2. Emotional satisfaction.
Children eat because it makes them feel happy, or calms them down.
Isabel Foxen Duke argues that emotional eating is often feared, but emotional eating for its primary reason of facilitating emotional connection between people is an important and healthy aspect of eating. Think about food being shared and enjoyed at a party. We don’t need party food for physical satisfaction, but eating it as part of a social celebration is a healthy, emotionally satisfying activity.
Emotional eating is often feared because it’s confused with binge eating (the two are often discussed as if they are interchangeable). But where emotional eating is pleasant and satisfying for a child, binge eating is unpleasant, unsatisfying and out of control.
It begs the question, why does binge eating happen? It’s a nuanced question, but for the most part…
…Binge eating, is preceded by deprivation and or restriction. A child will binge, in other words, after they’ve felt restriction, not the other way around. If our children have limited access to a food group (perhaps we’ve placed limits on it, or food scarcity exists) our kids may find themselves sneaking, hiding, and bingeing on that food (or any food) when it becomes available to them.
Food scarcity is one of the reasons binge eating often presents in kids in lower socio-economic situations. Binge eating is also correlated to homes where food is highly controlled and some foods are banned altogether.
3. Agency satisfaction.
What does agency satisfaction even mean? It means sometimes children eat purely to exert control or agency over their lives. Eating or not eating is one of the few things parents cannot *make* their children do (barring the use of force, manipulation or coercion).

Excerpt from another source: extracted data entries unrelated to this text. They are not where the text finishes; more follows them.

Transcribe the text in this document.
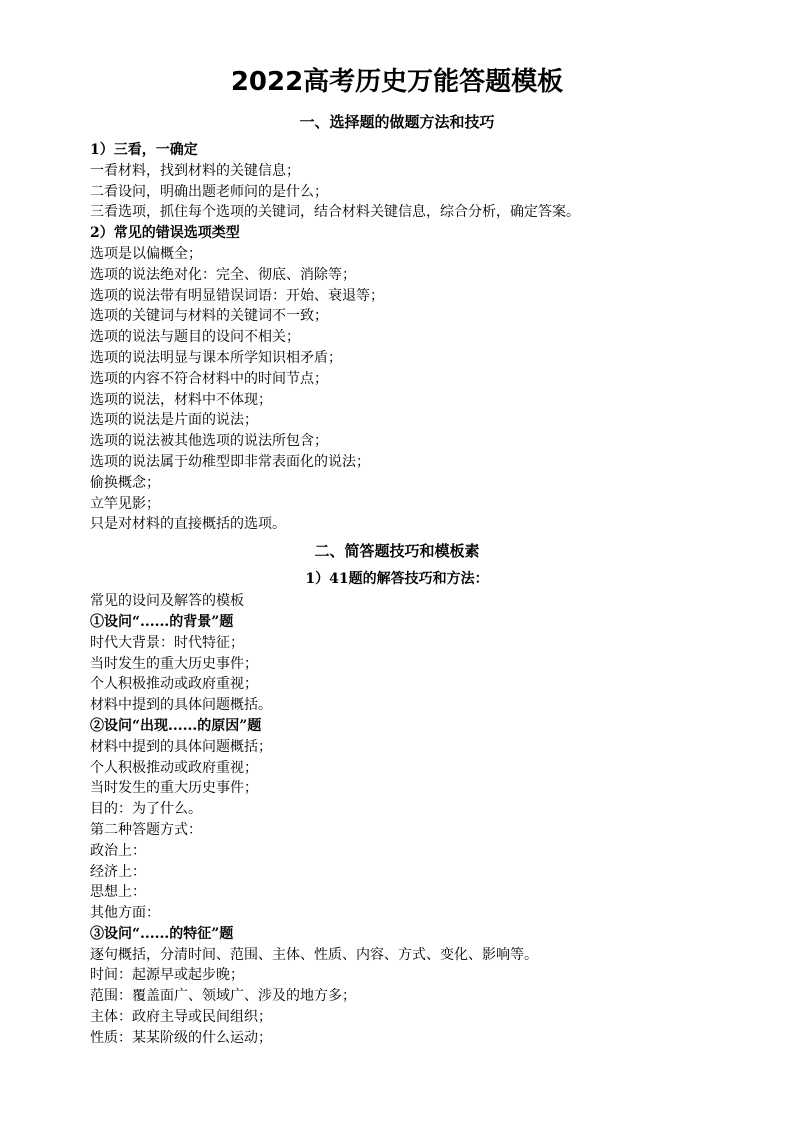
2022高考历史万能答题模板
一、选择题的做题方法和技巧
1）三看，一确定
一看材料，找到材料的关键信息；
二看设问，明确出题老师问的是什么；
三看选项，抓住每个选项的关键词，结合材料关键信息，综合分析，确定答案。
2）常见的错误选项类型
选项是以偏概全；
选项的说法绝对化：完全、彻底、消除等；
选项的说法带有明显错误词语：开始、衰退等；
选项的关键词与材料的关键词不一致；
选项的说法与题目的设问不相关；
选项的说法明显与课本所学知识相矛盾；
选项的内容不符合材料中的时间节点；
选项的说法，材料中不体现；
选项的说法是片面的说法；
选项的说法被其他选项的说法所包含；
选项的说法属于幼稚型即非常表面化的说法；
偷换概念；
立竿见影；
只是对材料的直接概括的选项。
二、简答题技巧和模板素
1）41题的解答技巧和方法：
常见的设问及解答的模板
①设问“......的背景”题
时代大背景：时代特征；
当时发生的重大历史事件；
个人积极推动或政府重视；
材料中提到的具体问题概括。
②设问“出现......的原因”题
材料中提到的具体问题概括；
个人积极推动或政府重视；
当时发生的重大历史事件；
目的：为了什么。
第二种答题方式：
政治上：
经济上：
思想上：
其他方面：
③设问“......的特征”题
逐句概括，分清时间、范围、主体、性质、内容、方式、变化、影响等。
时间：起源早或起步晚；
范围：覆盖面广、领域广、涉及的地方多；
主体：政府主导或民间组织；
性质：某某阶级的什么运动；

If our child is not getting enough agency over the foods they eat (choose what and how much goes in their mouth without judgement or perceived control) or over their day to day lives, they will use eating as a means of gaining control over their world.

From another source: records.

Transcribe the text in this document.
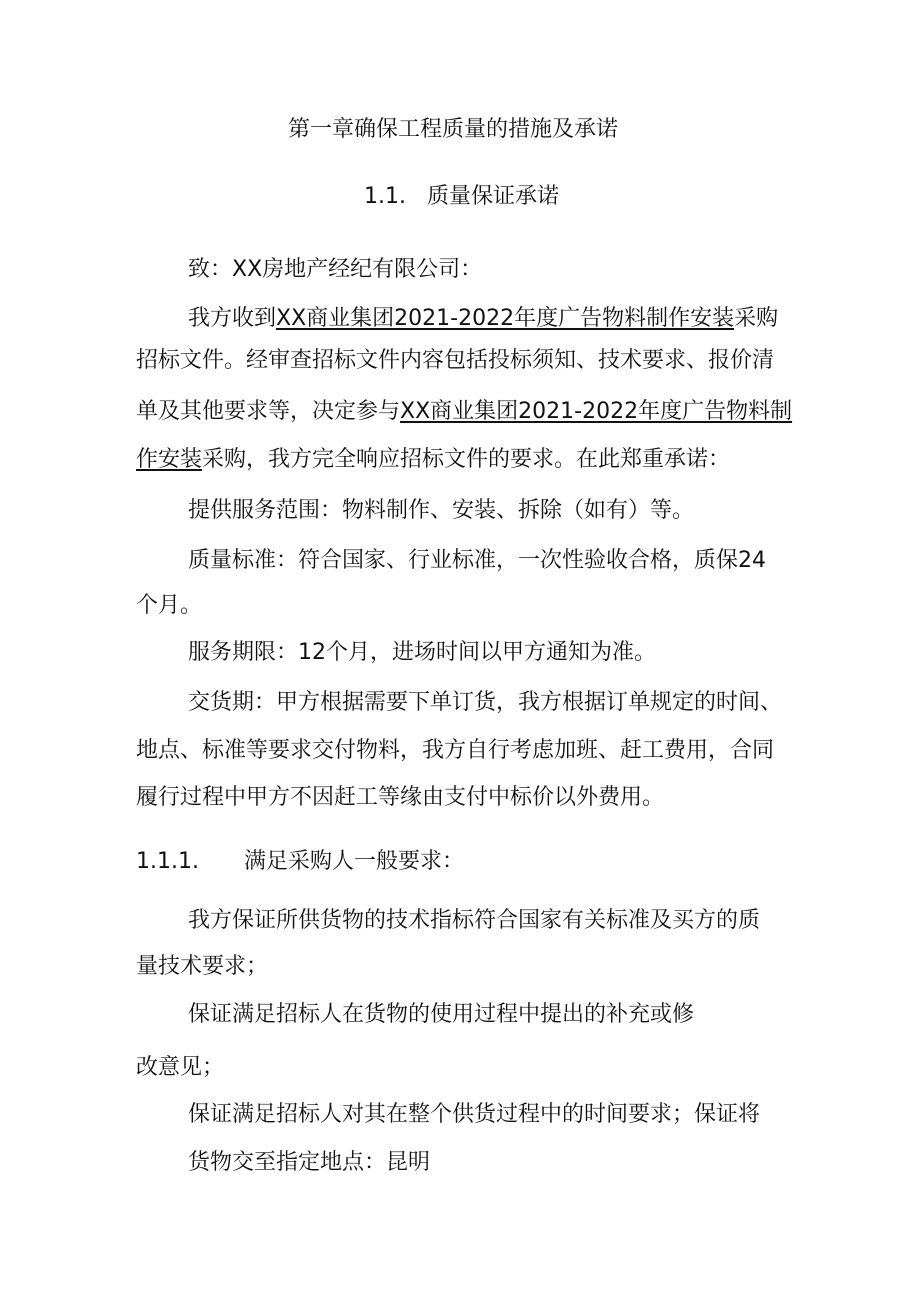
第一章确保工程质量的措施及承诺
1.1. 质量保证承诺
致：XX房地产经纪有限公司：
我方收到XX商业集团2021-2022年度广告物料制作安装采购
招标文件。经审查招标文件内容包括投标须知、技术要求、报价清
单及其他要求等，决定参与XX商业集团2021-2022年度广告物料制
作安装采购，我方完全响应招标文件的要求。在此郑重承诺：
提供服务范围：物料制作、安装、拆除（如有）等。
质量标准：符合国家、行业标准，一次性验收合格，质保24
个月。
服务期限：12个月，进场时间以甲方通知为准。
交货期：甲方根据需要下单订货，我方根据订单规定的时间、
地点、标准等要求交付物料，我方自行考虑加班、赶工费用，合同
履行过程中甲方不因赶工等缘由支付中标价以外费用。
1.1.1. 满足采购人一般要求：
我方保证所供货物的技术指标符合国家有关标准及买方的质
量技术要求；
保证满足招标人在货物的使用过程中提出的补充或修
改意见；
保证满足招标人对其在整个供货过程中的时间要求；保证将
货物交至指定地点：昆明
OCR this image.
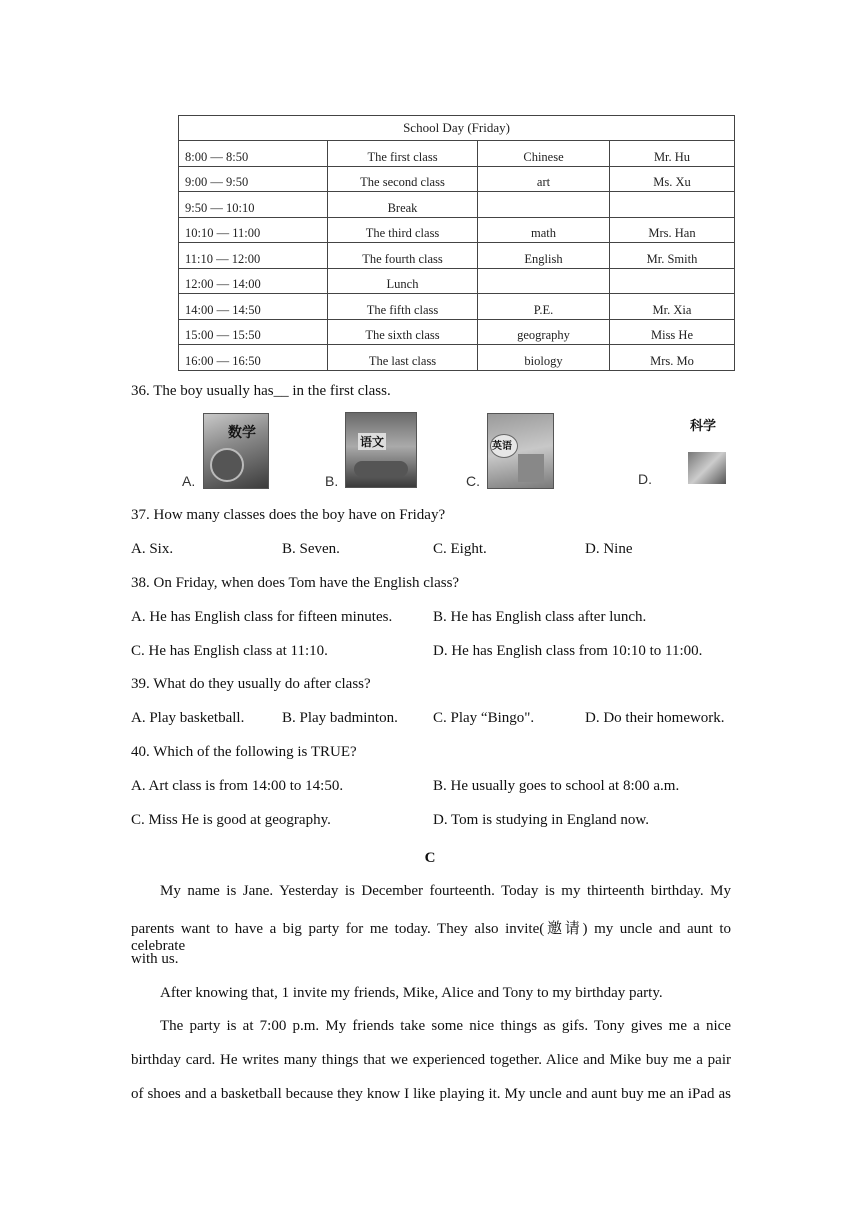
School Day (Friday)			
8:00 — 8:50	The first class	Chinese	Mr. Hu
9:00 — 9:50	The second class	art	Ms. Xu
9:50 — 10:10	Break		
10:10 — 11:00	The third class	math	Mrs. Han
11:10 — 12:00	The fourth class	English	Mr. Smith
12:00 — 14:00	Lunch		
14:00 — 14:50	The fifth class	P.E.	Mr. Xia
15:00 — 15:50	The sixth class	geography	Miss He
16:00 — 16:50	The last class	biology	Mrs. Mo
36. The boy usually has__ in the first class.
A.
数学
B.
语文
C.
英语
D.
科学
37. How many classes does the boy have on Friday?
A. Six.	B. Seven.	C. Eight.	D. Nine
38. On Friday, when does Tom have the English class?
A. He has English class for fifteen minutes.	B. He has English class after lunch.
C. He has English class at 11:10.	D. He has English class from 10:10 to 11:00.
39. What do they usually do after class?
A. Play basketball.	B. Play badminton. C. Play “Bingo".	D. Do their homework.
40. Which of the following is TRUE?
A. Art class is from 14:00 to 14:50.	B. He usually goes to school at 8:00 a.m.
C. Miss He is good at geography.	D. Tom is studying in England now.
C
My name is Jane. Yesterday is December fourteenth. Today is my thirteenth birthday. My
parents want to have a big party for me today. They also invite(邀请) my uncle and aunt to celebrate
with us.
After knowing that, 1 invite my friends, Mike, Alice and Tony to my birthday party.
The party is at 7:00 p.m. My friends take some nice things as gifs. Tony gives me a nice
birthday card. He writes many things that we experienced together. Alice and Mike buy me a pair
of shoes and a basketball because they know I like playing it. My uncle and aunt buy me an iPad as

So what does this mean for us as parents who have noticed sneaky eating in our kids?
If you think of the above three reasons children eat like a pyramid, with physical needs at the top, emotional needs in the middle and agency needs on the bottom, we need to approach feeding our kids from the bottom up. Once we know our kids have strong perceived agency over what goes in their mouth, we can help them find healthy emotional satisfaction from eating. We can create situations where the eating experience is enjoyable, calm and boosts their sense of emotional wellbeing. Once we’ve established a positive emotional environment, we can gently steer them toward making nutritional choices.

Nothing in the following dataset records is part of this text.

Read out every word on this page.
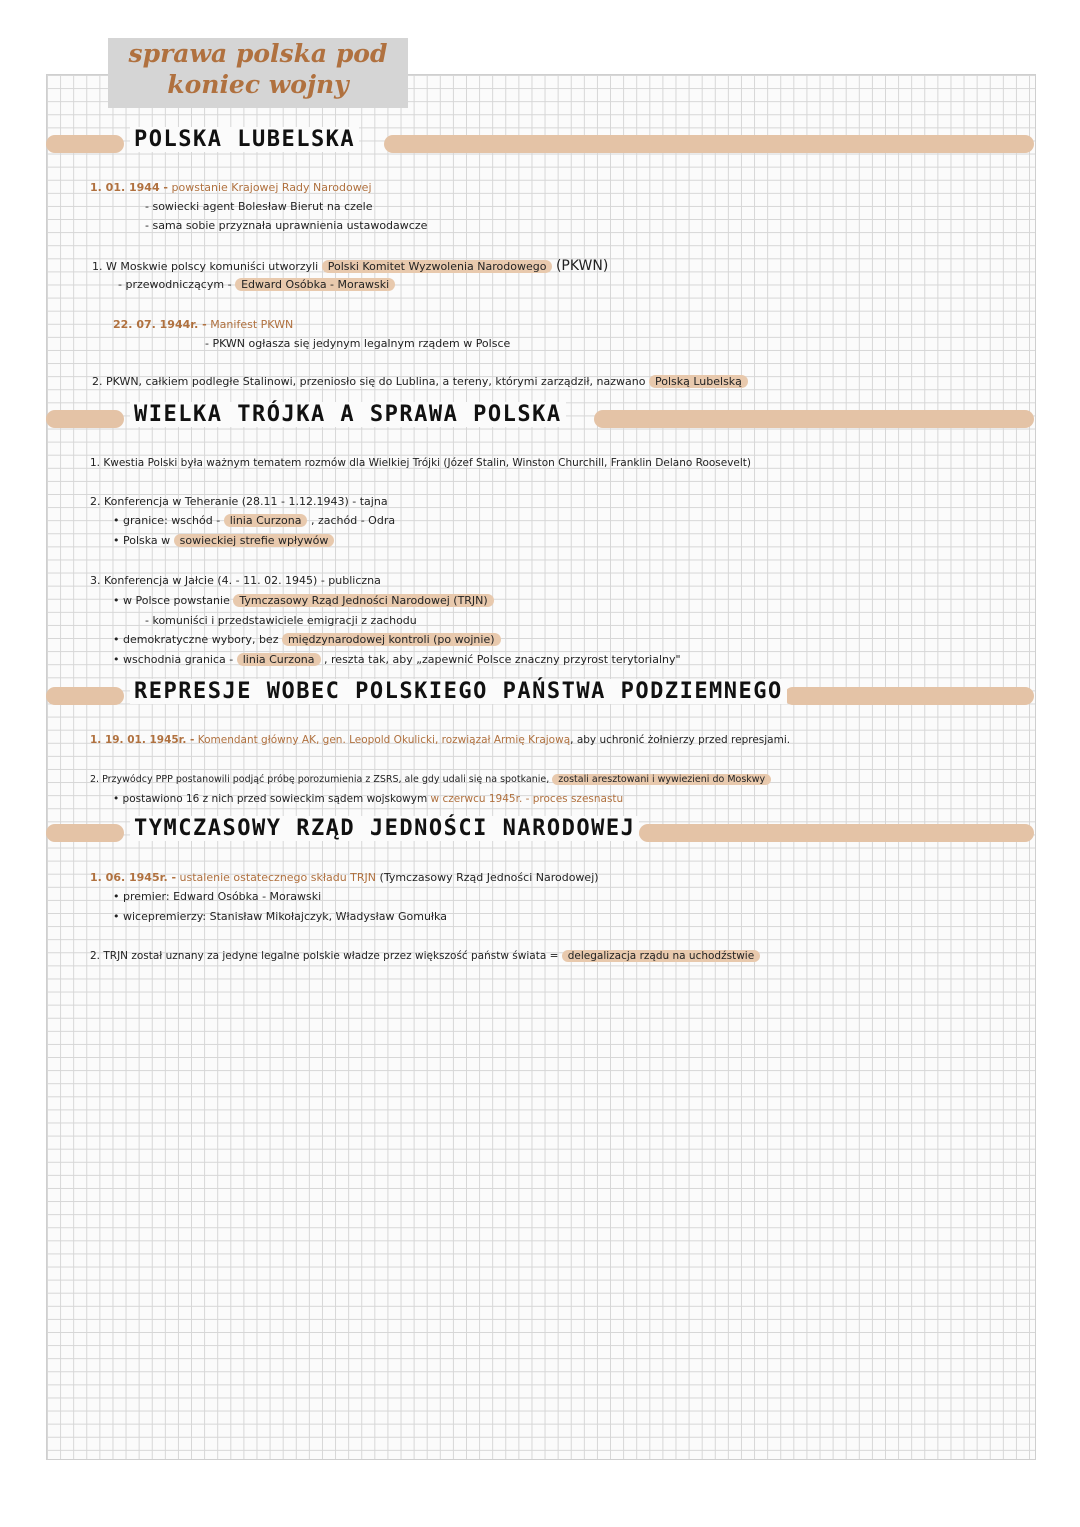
sprawa polska pod
koniec wojny
POLSKA LUBELSKA
1. 01. 1944 - powstanie Krajowej Rady Narodowej
- sowiecki agent Bolesław Bierut na czele
- sama sobie przyznała uprawnienia ustawodawcze
1. W Moskwie polscy komuniści utworzyli Polski Komitet Wyzwolenia Narodowego (PKWN)
- przewodniczącym - Edward Osóbka - Morawski
22. 07. 1944r. - Manifest PKWN
- PKWN ogłasza się jedynym legalnym rządem w Polsce
2. PKWN, całkiem podległe Stalinowi, przeniosło się do Lublina, a tereny, którymi zarządził, nazwano Polską Lubelską
WIELKA TRÓJKA A SPRAWA POLSKA
1. Kwestia Polski była ważnym tematem rozmów dla Wielkiej Trójki (Józef Stalin, Winston Churchill, Franklin Delano Roosevelt)
2. Konferencja w Teheranie (28.11 - 1.12.1943) - tajna
• granice: wschód - linia Curzona , zachód - Odra
• Polska w sowieckiej strefie wpływów
3. Konferencja w Jałcie (4. - 11. 02. 1945) - publiczna
• w Polsce powstanie Tymczasowy Rząd Jedności Narodowej (TRJN)
- komuniści i przedstawiciele emigracji z zachodu
• demokratyczne wybory, bez międzynarodowej kontroli (po wojnie)
• wschodnia granica - linia Curzona , reszta tak, aby „zapewnić Polsce znaczny przyrost terytorialny"
REPRESJE WOBEC POLSKIEGO PAŃSTWA PODZIEMNEGO
1. 19. 01. 1945r. - Komendant główny AK, gen. Leopold Okulicki, rozwiązał Armię Krajową, aby uchronić żołnierzy przed represjami.
2. Przywódcy PPP postanowili podjąć próbę porozumienia z ZSRS, ale gdy udali się na spotkanie, zostali aresztowani i wywiezieni do Moskwy
• postawiono 16 z nich przed sowieckim sądem wojskowym w czerwcu 1945r. - proces szesnastu
TYMCZASOWY RZĄD JEDNOŚCI NARODOWEJ
1. 06. 1945r. - ustalenie ostatecznego składu TRJN (Tymczasowy Rząd Jedności Narodowej)
• premier: Edward Osóbka - Morawski
• wicepremierzy: Stanisław Mikołajczyk, Władysław Gomułka
2. TRJN został uznany za jedyne legalne polskie władze przez większość państw świata = delegalizacja rządu na uchodźstwie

One of the reasons I am strongly against teaching nutrition in schools is that the approach often goes straight to the top of the pyramid. Teaching a child about nutrition if their agency is unsatisfied, or their emotional needs are unsatisfied, is likely to make their relationship with food worse, not better.
How can we move forward, starting at the bottom of the pyramid?
One of the most powerful places to start, is to challenge our own reasons for wanting to control what our kids eat, instead of allowing them to figure out what works well for their own unique body.
Plus, we need to stop seeing nutrition as boxed into what kids *should* and *shouldn’t* be eating. Shucking off the judgement given to parents who *allow* their kids to stray from these tight ideals is also helpful (and feels incredibly liberating – I’m excited for any parent to experience this freedom).